There are bright spots. Some of the vignettes, such as that of cobalt, point us to stories we likely would never have discovered on our own. Wothers also provides surprises about what we assume we know. Take polonium, one of the radioactive elements discovered by Marie and Pierre Curie. It’s named for Poland, yes? Marie Curie (née Maria Skłodowska) was Polish born; of course she would name an element she discovered after her home country.

One small problem: Poland didn’t actually exist.

Poland, Wothers explains, was not “a separate entity at that time, and [Curie’s] choice was something of a political statement.” Known at that time as the Kingdom of Poland, it was essentially a state in name only, under the control of Russia, Germany, and Austria-Hungary, with Curie’s hometown of Warsaw the capital of the Russian part. Students there were taught in Russian, and anyone caught speaking Polish could bring punishment down on their families.

Postage stamp
Monacoian postage stamp by Perrette Lambert and Jean Pheulpin commemorating the 100th anniversary of Marie Curie’s birth, 1967.

When the Curies isolated their first new element in Paris, they were faced with a decision: what to name it? The Curies’ daughter Ève writes the story like this:

“You will have to name it,” Pierre said to his young wife, in the same tone as if it were a question of choosing a name for little Irène [Ève’s sister]. The one-time Mlle Sklodovska reflected in silence for a moment. Then, her heart turning toward her own country which had been erased from the map of the world, she wondered vaguely if the scientific event would be published in Russia, Germany and Austria—the oppressor countries—and answered timidly: “Could we call it polonium?”

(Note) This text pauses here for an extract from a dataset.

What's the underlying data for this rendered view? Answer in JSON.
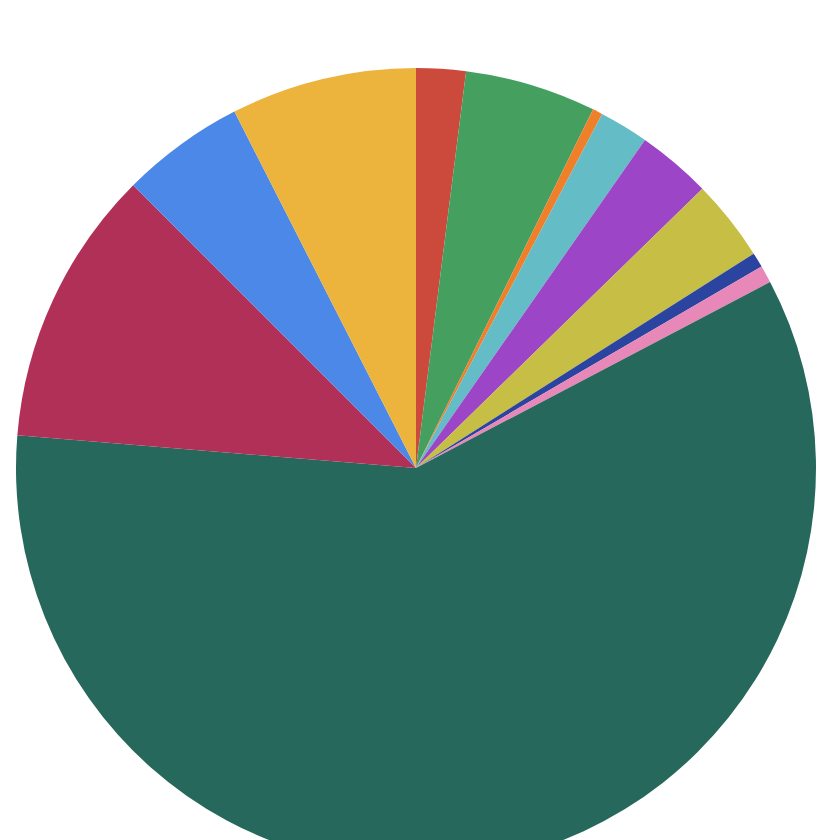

Marie Curie loved Poland. She almost didn’t marry Pierre because she so longed to go back to her country. She spent the first three-and-a-half years after graduating from high school working with the Polish teaching resistance, giving lessons to school-aged children and distributing Polish books to their parents. “Even this innocent bit of education was dangerous,” Marie Curie recalled, “because all such initiatives were banned by the government and could mean jail time or deportation to Siberia.”

“By naming the new element the way she did,” writes Mikołaj Gliński, Curie “was deliberately aiming to use the publicity coming from the scientific discovery to bring the world’s attention to a purely political fact: Poland’s lack of independence as a sovereign state. As such, polonium may have been the first chemical element named to highlight a political situation.” What on the surface seems a straightforward element name takes on greater meaning when looking at the history.

The names on the periodic table didn’t just appear like Athena, sprung fully grown from the head of Zeus: each was somebody’s suggestion, somebody’s choice. There are human stories behind every name, and while some of these tales are more captivating than others (looking at you, mining demons), each one tells us something not only about the element but also about the people and the time they lived in. While this book can’t be considered a rollicking adventure through the periodic table, it does display an appreciation for what goes into these names and is a fine reference book, particularly for readers with a background in chemistry.